Three years later, bursting at the seams, Beach moved her staff into an historic building in Waterford, Virginia, where today the eight of them continue to make their mark on the business. “Clay Times has made a change in the ceramics industry,” Beach says. “We were embraced from the very beginning because advertisers and potters were looking for something different.”

That “something different” includes regular columns from eight industry leaders. “I read a lot in the field and figured out who was well-respected,” Beach says, “and then asked them to write for us. Each is in charge of one of our departments.” She adds that her columnists also write occasionally for Ceramics Monthly, which she encourages because “it enhances the field. CM has become better because we exist.”

Beach notes excitedly that one of Clay Times’ columnists, Bill van Gilder, has recently been asked to do a “how-to” television series on clay work. “I got to help edit the scripts and get to be a guest potter,” she says. “Our publication reaches 20,000, but this program will expose 28 million people to clay works!”

ULI Account Executive Paul Cornetta notes that although he’s worked closely with Beach for only about a year and a half, he watched the progress of Clay Times for much of his career with United Litho. “She’s a great success story. I’m really impressed with how far Polly has taken her magazine,” Cornetta says. “One of the first things she and I looked at when I took over her account was her color usage,” he says. “I ran the numbers for her and we determined that by moving to a PDF workflow, she could use four-color throughout (instead of printing half the book black-only) without increasing her print bill.”

For her part, Beach is delighted with the change. “The PDF workflow has been a great benefit,” she says, adding that eliminating a proof has generated real savings. “I’m comfortable with it because I know how the process works. I go over and over and over the files before they come to ULI—and then I’m always there when it’s on press.”

“Polly is truly someone who knows what she’s looking for where color is concerned,” Cornetta says. “She has very specific expectations—and goes out of her way to get to know the press crews to make sure they know her and know what she wants.
“The more we work together, the better we get at understanding
each other,” he says. “I think we’ve moved past the client/vendor relationship and into a true partnership.”

Beach agrees: “Whenever there is a concern, I always hear back quickly, and the staff tries very hard to prevent future problems. ... I’ve learned over the years that you have to pick your battles. There are so many things that can—and will—go wrong in this business. You need to accept responsibility for the things you do wrong, but also try to understand when others make mistakes. I believe if I am fair with you, then you will be fair with me.”

She adds that she’s a big fan of ULI’s team approach. “It makes it easy when (Account Executive) Tracy Rusher is out of the office—there’s always someone there that I’m comfortable working with.”

Rusher notes, “Polly is continually driven to make Clay Times one of the best publications on the market. She’s willing to make any adjustments necessary for her publication to be successful—using updated software, learning new techniques, or just asking for help.”
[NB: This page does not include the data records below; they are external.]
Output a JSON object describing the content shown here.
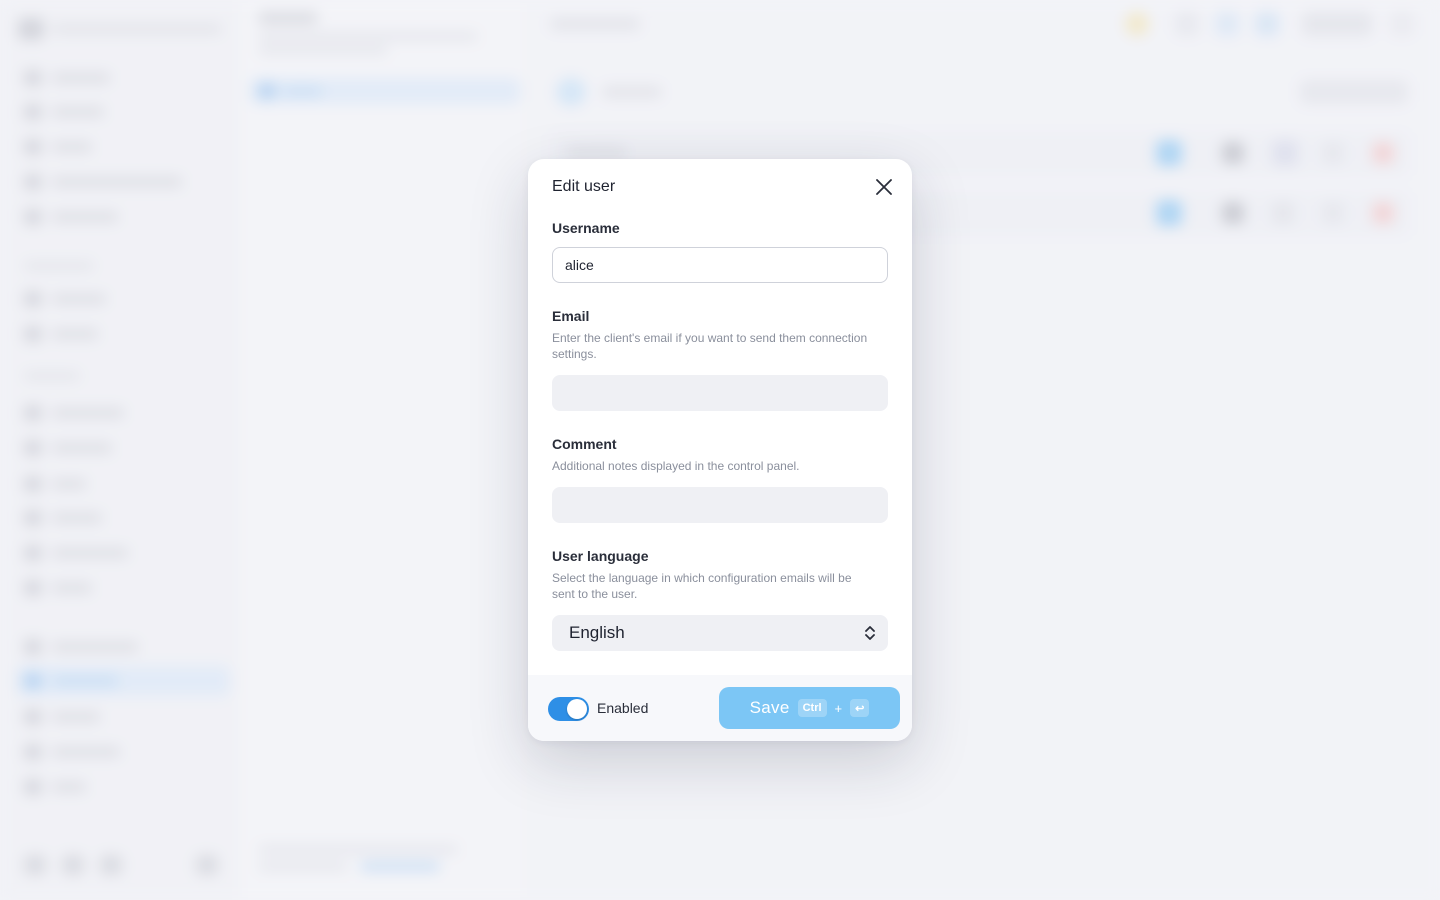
{
  "modal": {
    "title": "Edit user",
    "username": {
      "label": "Username",
      "value": "alice"
    },
    "email": {
      "label": "Email",
      "hint": "Enter the client's email if you want to send them connection settings.",
      "value": ""
    },
    "comment": {
      "label": "Comment",
      "hint": "Additional notes displayed in the control panel.",
      "value": ""
    },
    "language": {
      "label": "User language",
      "hint": "Select the language in which configuration emails will be sent to the user.",
      "selected": "English"
    },
    "footer": {
      "toggle_label": "Enabled",
      "toggle_on": true,
      "save_label": "Save",
      "shortcut_key1": "Ctrl",
      "shortcut_plus": "+",
      "shortcut_key2": "↩"
    }
  },
  "colors": {
    "accent": "#2e8fe6",
    "save_button": "#7cc6f5",
    "danger": "#f3a6a6"
  }
}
“I’ve really come to rely on Andrew Moore,” Beach says. “Whatever he says, we do it his way. And when he’s not there, Ron Moore has been great. There’s always someone at United Litho to answer questions, and that’s very comforting.”

That kind of service translates into real customer loyalty, she says. “When I get calls from another printer, I tell them not to even bother. At United Litho I get great customer service, a good product and a competitive price.

“I trust that United Litho will do what it takes to provide us with a quality product and to keep our business. ULI is an extension of our family.”